4.2. Clinical Application
One of the primary advantages of the XGBoost model is its ability to accurately predict the early onset of DR, particularly in patients with no visible signs of the disease. This predictive capability enables clinicians to intervene earlier, potentially delaying or preventing the progression of DR. For instance, patients identified as being at high risk of DR can be referred for more frequent retinal screening and aggressive management of modifiable risk factors, such as hypertension and dyslipidemia. Early intervention can help reduce the risk of progression to advanced stages of DR, where treatment options become more limited and complications more severe.
Furthermore, the model’s ability to distinguish between different stages of DR—No DR, Mild, Moderate, Severe, and Proliferative DR—provides valuable insights for stratifying patients according to their disease severity. This stratification allows clinicians to tailor treatment plans to individual patient needs. For example, patients predicted to have moderate or severe DR may benefit from more intensive therapeutic approaches, such as the early initiation of anti-VEGF therapy or laser treatment, to prevent further retinal damage and preserve vision.
Additionally, the XGBoost model incorporates cardiovascular risk factors that are routinely measured in clinical practice, making it highly adaptable for use in real-world healthcare settings. The simplicity of using widely available clinical data ensures that the model can be easily integrated into existing patient management workflows without the need for specialized or complex diagnostic procedures.
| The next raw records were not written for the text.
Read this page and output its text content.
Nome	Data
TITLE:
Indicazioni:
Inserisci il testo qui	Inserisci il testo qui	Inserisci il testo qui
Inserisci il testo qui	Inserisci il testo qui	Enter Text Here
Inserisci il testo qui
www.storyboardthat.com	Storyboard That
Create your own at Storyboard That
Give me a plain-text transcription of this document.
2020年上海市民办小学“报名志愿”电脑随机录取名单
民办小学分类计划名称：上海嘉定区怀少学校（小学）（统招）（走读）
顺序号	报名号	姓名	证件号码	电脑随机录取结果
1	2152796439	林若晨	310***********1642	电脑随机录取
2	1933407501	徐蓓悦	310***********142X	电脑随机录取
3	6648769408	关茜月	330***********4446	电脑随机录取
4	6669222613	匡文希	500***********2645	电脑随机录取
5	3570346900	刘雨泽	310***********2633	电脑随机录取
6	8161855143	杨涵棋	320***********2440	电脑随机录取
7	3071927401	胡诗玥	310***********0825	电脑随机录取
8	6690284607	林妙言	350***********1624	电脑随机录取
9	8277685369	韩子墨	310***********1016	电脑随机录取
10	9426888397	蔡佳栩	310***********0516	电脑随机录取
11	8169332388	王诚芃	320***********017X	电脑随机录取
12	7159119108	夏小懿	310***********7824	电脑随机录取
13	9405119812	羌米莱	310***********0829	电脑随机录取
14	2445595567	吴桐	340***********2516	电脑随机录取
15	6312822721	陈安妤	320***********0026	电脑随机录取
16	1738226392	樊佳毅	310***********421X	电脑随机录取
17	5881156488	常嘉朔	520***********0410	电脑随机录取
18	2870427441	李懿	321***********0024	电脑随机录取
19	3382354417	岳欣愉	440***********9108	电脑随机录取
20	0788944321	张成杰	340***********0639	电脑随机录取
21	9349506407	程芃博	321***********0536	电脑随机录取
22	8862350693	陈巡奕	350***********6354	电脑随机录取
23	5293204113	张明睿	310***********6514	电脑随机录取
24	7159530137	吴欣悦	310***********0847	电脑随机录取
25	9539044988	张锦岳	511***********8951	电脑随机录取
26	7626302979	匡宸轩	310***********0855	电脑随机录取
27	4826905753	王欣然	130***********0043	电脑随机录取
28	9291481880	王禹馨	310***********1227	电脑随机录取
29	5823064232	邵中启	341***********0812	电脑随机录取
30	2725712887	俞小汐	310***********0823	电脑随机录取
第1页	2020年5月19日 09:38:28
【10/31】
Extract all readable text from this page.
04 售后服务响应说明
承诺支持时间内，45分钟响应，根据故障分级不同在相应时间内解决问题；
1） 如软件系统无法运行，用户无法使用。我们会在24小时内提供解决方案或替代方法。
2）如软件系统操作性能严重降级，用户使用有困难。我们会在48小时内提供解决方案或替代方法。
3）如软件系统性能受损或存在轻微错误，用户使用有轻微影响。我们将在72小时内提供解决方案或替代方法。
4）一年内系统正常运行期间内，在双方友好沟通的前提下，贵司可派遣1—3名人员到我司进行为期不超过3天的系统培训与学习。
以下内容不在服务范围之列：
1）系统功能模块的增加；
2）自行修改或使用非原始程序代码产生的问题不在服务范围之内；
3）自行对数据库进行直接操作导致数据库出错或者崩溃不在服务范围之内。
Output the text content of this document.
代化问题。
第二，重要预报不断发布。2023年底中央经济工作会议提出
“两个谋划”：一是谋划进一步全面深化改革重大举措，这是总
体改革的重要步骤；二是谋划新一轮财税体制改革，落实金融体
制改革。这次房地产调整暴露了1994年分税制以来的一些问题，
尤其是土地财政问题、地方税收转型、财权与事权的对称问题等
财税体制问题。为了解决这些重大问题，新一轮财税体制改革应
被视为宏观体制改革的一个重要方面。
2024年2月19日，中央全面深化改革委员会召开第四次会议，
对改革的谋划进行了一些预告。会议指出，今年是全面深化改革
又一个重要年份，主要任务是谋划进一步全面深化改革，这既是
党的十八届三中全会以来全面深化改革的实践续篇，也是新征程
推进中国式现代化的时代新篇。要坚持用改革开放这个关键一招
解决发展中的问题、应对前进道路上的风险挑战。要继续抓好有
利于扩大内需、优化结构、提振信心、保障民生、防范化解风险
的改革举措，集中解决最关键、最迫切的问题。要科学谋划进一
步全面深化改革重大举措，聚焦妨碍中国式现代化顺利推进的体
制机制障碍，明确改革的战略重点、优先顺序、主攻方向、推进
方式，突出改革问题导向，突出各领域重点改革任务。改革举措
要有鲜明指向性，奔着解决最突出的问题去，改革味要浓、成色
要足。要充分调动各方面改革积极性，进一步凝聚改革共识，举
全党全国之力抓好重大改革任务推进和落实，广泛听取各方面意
This enhances its applicability in primary care settings, where early intervention is critical for preventing disease progression in diabetic patients. Another key aspect of the model’s utility is its ability to aid in decision-making regarding patient follow-up. By predicting the likelihood of progression to more advanced stages of DR, the model can inform decisions on how often patients should be monitored.
Finally, the model’s potential extends beyond prediction to guiding treatment strategies. With accurate identification of patients at various stages of DR, clinicians can recommend interventions based on individual risk profiles. For instance, controlling blood pressure and optimizing lipid profiles in patients identified as being at risk of DR progression can prevent further retinal damage and improve long-term outcomes.